No open and shut case
Whether AI models reproduce training data verbatim is relevant to copyright law. Their capacity to craft content that's similar but not identical to source data – "money laundering for copyrighted data," as developer Simon Willison has described it – is a bit more complicated, legally and morally.
Even so, there's considerable skepticism among legal scholars that copyright law is the appropriate regime to address what AI models do and their impact on society. To date, US courts have echoed that skepticism.
As noted by Politico, US District Court judge Vincent Chhabria last November granted Meta's motion to dismiss [PDF] all but one of the claims brought on behalf of author Richard Kadrey against the social media giant over its LLaMa model.

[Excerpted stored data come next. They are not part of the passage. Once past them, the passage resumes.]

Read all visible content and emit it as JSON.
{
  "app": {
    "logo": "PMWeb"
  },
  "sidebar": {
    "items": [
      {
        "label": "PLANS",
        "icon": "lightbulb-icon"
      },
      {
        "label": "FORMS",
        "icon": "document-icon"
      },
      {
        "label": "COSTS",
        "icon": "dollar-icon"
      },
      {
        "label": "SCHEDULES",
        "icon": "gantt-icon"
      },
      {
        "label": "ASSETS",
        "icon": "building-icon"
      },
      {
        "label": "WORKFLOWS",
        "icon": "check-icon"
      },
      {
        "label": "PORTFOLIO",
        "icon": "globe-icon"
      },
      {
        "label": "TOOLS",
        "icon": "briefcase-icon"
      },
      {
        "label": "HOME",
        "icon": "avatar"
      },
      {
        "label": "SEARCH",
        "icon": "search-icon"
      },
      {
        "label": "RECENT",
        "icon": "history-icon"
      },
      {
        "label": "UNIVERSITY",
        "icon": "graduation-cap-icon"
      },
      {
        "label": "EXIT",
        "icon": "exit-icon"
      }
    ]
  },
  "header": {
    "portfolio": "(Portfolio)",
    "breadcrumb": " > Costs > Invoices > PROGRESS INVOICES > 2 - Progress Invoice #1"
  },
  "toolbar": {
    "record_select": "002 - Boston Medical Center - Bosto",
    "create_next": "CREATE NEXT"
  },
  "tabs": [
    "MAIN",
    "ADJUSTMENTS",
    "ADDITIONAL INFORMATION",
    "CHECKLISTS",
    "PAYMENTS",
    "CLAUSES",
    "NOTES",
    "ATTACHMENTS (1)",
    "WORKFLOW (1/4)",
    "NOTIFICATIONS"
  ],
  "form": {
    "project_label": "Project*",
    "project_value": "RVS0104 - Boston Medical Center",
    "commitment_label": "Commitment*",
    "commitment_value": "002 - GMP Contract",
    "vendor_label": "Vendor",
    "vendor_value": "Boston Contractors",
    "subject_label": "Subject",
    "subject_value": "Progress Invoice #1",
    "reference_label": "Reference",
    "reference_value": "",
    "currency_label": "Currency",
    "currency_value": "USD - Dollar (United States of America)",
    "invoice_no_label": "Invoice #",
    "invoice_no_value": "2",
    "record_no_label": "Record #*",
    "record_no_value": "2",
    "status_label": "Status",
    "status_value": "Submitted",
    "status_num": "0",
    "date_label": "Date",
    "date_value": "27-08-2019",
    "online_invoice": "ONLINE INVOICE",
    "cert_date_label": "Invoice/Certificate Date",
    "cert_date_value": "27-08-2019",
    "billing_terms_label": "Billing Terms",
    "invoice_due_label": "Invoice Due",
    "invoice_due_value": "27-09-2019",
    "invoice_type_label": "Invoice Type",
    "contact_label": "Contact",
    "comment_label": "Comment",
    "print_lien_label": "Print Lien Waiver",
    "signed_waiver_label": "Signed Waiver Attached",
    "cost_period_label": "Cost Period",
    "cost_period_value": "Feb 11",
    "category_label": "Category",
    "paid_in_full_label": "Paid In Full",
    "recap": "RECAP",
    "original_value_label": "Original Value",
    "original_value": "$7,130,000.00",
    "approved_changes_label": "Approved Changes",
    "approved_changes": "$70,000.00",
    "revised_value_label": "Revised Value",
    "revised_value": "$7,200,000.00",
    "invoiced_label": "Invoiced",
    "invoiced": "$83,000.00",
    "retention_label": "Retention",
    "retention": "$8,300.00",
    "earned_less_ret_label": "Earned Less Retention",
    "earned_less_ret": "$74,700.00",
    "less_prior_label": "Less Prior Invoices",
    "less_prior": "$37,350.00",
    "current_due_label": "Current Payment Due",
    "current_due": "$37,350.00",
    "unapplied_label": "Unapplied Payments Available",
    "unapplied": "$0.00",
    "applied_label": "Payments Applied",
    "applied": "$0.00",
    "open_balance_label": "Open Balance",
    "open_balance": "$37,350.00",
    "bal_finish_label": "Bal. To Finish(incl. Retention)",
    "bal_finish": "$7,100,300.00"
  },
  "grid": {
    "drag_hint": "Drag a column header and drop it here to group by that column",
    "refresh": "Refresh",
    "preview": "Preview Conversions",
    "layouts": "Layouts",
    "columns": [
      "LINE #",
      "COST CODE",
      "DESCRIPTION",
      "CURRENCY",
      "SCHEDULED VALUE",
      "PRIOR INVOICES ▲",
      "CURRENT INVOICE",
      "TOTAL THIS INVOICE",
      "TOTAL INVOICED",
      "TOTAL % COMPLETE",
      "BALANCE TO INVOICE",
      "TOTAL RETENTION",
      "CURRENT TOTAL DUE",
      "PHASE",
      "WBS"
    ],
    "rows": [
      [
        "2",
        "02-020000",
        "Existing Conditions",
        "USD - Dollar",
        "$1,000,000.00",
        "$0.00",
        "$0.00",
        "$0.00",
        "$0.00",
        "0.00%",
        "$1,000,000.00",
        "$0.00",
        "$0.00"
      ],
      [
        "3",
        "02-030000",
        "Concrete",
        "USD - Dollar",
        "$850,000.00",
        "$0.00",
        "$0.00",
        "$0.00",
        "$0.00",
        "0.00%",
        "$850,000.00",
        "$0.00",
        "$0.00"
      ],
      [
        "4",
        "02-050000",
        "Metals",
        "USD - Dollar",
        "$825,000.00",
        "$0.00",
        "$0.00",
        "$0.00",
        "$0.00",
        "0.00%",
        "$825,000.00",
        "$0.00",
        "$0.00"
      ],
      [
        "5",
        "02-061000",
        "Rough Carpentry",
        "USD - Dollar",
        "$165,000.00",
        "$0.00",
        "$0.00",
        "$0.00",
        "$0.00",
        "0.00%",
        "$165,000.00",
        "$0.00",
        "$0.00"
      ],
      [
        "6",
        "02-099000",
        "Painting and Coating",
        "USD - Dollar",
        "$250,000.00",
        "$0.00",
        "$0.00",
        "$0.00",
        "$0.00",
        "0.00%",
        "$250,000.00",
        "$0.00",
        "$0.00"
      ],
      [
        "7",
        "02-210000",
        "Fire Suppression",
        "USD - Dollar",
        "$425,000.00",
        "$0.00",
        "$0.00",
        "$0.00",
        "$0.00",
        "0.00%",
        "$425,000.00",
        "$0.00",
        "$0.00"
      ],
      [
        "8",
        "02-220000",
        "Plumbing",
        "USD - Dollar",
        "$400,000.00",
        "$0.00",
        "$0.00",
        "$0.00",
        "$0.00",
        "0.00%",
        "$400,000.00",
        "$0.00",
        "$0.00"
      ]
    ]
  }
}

Chhabria called the claim that LLaMa itself is an infringing derivative work "nonsensical." He dismissed the copyright claims, the DMCA claim and all of the state law claims.
That doesn't bode well for the authors' lawsuit against OpenAI, or other cases that have made similar allegations. No wonder there are over 600 proposed laws across the US that aim to address the issue. ®
PS: OpenAI's chief research officer Bob McGrew just bailed from the org right after CTO Mira Murati said she was leaving, too. Curiouser and curiouser. CEO Sam Altman confirmed the changes here.